Following are excerpts from a section on psychedelic art in
“Groovy: When Flower Power Bloomed in Pop Culture” (TwoMorrows Publishing)
Waiting to take you away
Psychedelia was a genre exclusively bound to no format. It was music. It was fashion. It was movies. It was photography. It was dance.
And it was, um, recreational imbibing.
But there was one medium that seemed to inform all others, one that set the crazy-colored, anything-goes tone for the genre. And that was … art.
The wildest of psychedelic music seemed bent on evoking the visual. In that imbibing department, there was much talk of “tasting colors.” Fashions, album covers, typography and set design in film all borrowed liberally from visual themes in psychedelic art. Art was — as the hippies used to say — where it’s at.
Where did psychedelic art begin? Cave paintings from as far back as 38,000 B.C. may have been inspired by hallucinogens. The kaleidoscope — an enchanting invention which likely provided the earliest examples of what can confidently be called psychedelic art — was invented in 1816 by Sir David Brewster, a Scottish scientist.
The Modernism art movement, which defied centuries-old art conventions with experimental, free-form approaches — originated in the late 19th century.
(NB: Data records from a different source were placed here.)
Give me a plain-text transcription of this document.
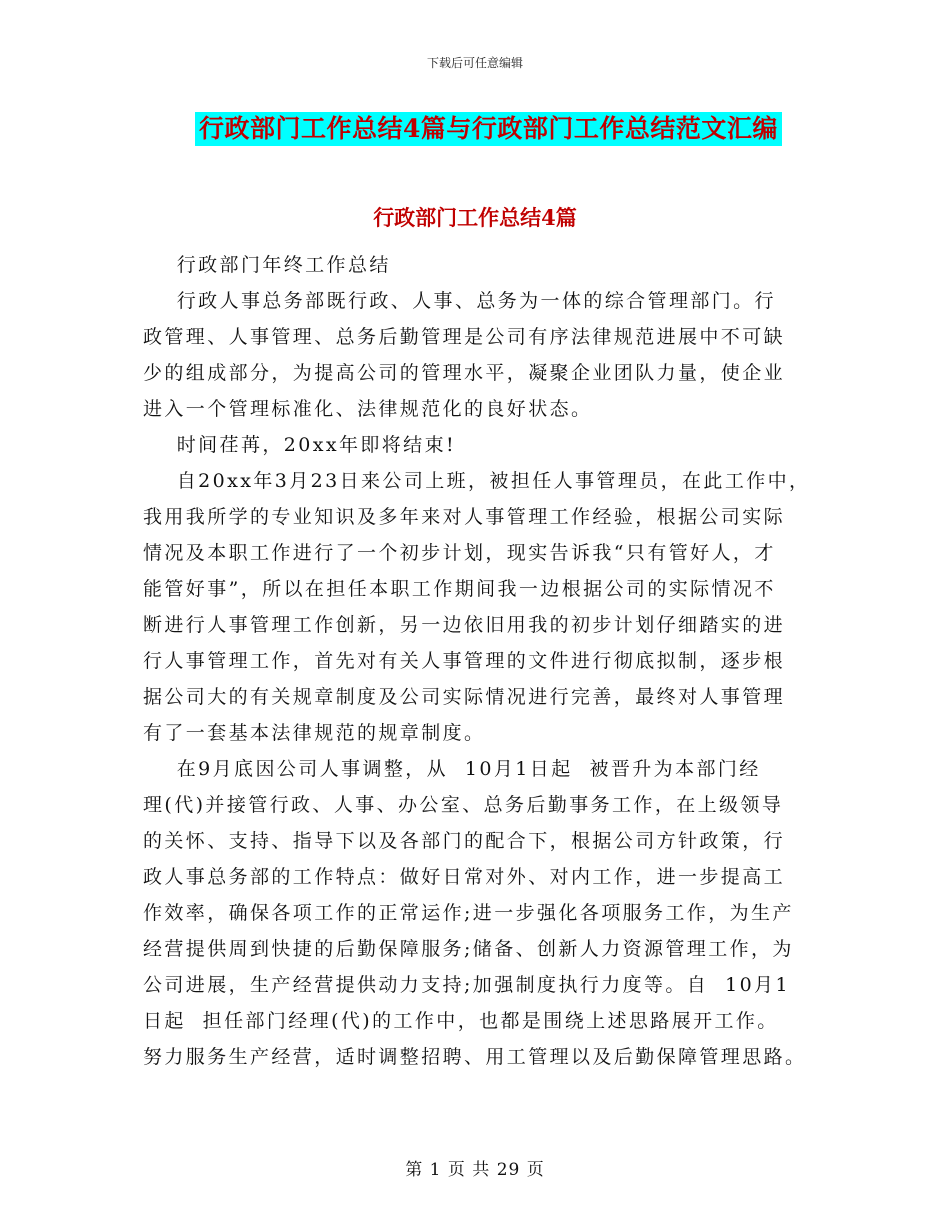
下载后可任意编辑
行政部门工作总结4篇与行政部门工作总结范文汇编
行政部门工作总结4篇
行政部门年终工作总结
行政人事总务部既行政、人事、总务为一体的综合管理部门。行
政管理、人事管理、总务后勤管理是公司有序法律规范进展中不可缺
少的组成部分，为提高公司的管理水平，凝聚企业团队力量，使企业
进入一个管理标准化、法律规范化的良好状态。
时间荏苒，20xx年即将结束!
自20xx年3月23日来公司上班，被担任人事管理员，在此工作中，
我用我所学的专业知识及多年来对人事管理工作经验，根据公司实际
情况及本职工作进行了一个初步计划，现实告诉我“只有管好人，才
能管好事”，所以在担任本职工作期间我一边根据公司的实际情况不
断进行人事管理工作创新，另一边依旧用我的初步计划仔细踏实的进
行人事管理工作，首先对有关人事管理的文件进行彻底拟制，逐步根
据公司大的有关规章制度及公司实际情况进行完善，最终对人事管理
有了一套基本法律规范的规章制度。
在9月底因公司人事调整，从  10月1日起  被晋升为本部门经
理(代)并接管行政、人事、办公室、总务后勤事务工作，在上级领导
的关怀、支持、指导下以及各部门的配合下，根据公司方针政策，行
政人事总务部的工作特点：做好日常对外、对内工作，进一步提高工
作效率，确保各项工作的正常运作;进一步强化各项服务工作，为生产
经营提供周到快捷的后勤保障服务;储备、创新人力资源管理工作，为
公司进展，生产经营提供动力支持;加强制度执行力度等。自  10月1
日起  担任部门经理(代)的工作中，也都是围绕上述思路展开工作。
努力服务生产经营，适时调整招聘、用工管理以及后勤保障管理思路。
第 1 页 共 29 页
Modernism paved the way for other groundbreaking movements, such as Dadaism, abstract expressionism, surrealism, cubism, pop art and op art.
Among the best-remembered boundary-pushing artists of post-Modernism are Piet Mondrian (1872-1944), Salvador Dali (1904-89), Pablo Picasso (1908-73), Jackson Pollock (1912-56), Roy Lichtenstein (1923-97) and Andy Warhol (1928-87).
Psychedelia as we know it was commercialized for a mass market once pop and rock musicians began experimenting with hallucinogens — hence their music, hence their album covers, hence their clothes and lifestyles. Rock became the vehicle of delivery globally and locally.
Posters that advertised rock concerts in San Francisco (especially), Los Angeles, New York and other cities proliferated from the mid to the late ’60s, and took psychedelic art into even crazier climes. The often distorted lettering on the posters — you almost had to be high to read it — handily weeded out mismatched potential patrons of such events. If you can’t read the poster, mannn, this show isn’t for you.
Peter Max on precedents to psychedelia in art history: “There have been precedents, always, in these Romantic periods. The Neo-Raphaelites. In Japan, Hokusai. And the art nouveau period: (Antonio) Gaudi and (Alphonse) Mucha and some of the art nouveau artists. There have been those type of elements. But it’s never been so extreme, so psychedelic, where it’s really fresh. Of course, there was no media at the time. This became a national phenomenon.”
Graphic artist John Van Hamersveld on designing the “Magical Mystery Tour” U.S. album cover: “What happened was this: (the Beatles’ manager) Brian Epstein died. Between the (Capitol Records) vice president and myself, his problem was that the record was not a hit there. The TV movie registered as ‘unliked.’ He was in a bind, because normally (British record company) EMI provided the artwork for the covers. He said, ‘Try to make this psychedelic, and get back to me.’ I went back to my studio. I had been working on posters for (the promoter) Pinnacle Rock Concerts. So I had graphic information that I brought into the cover — the dots and the typography and the curvatures and the negative-and-positive figures.”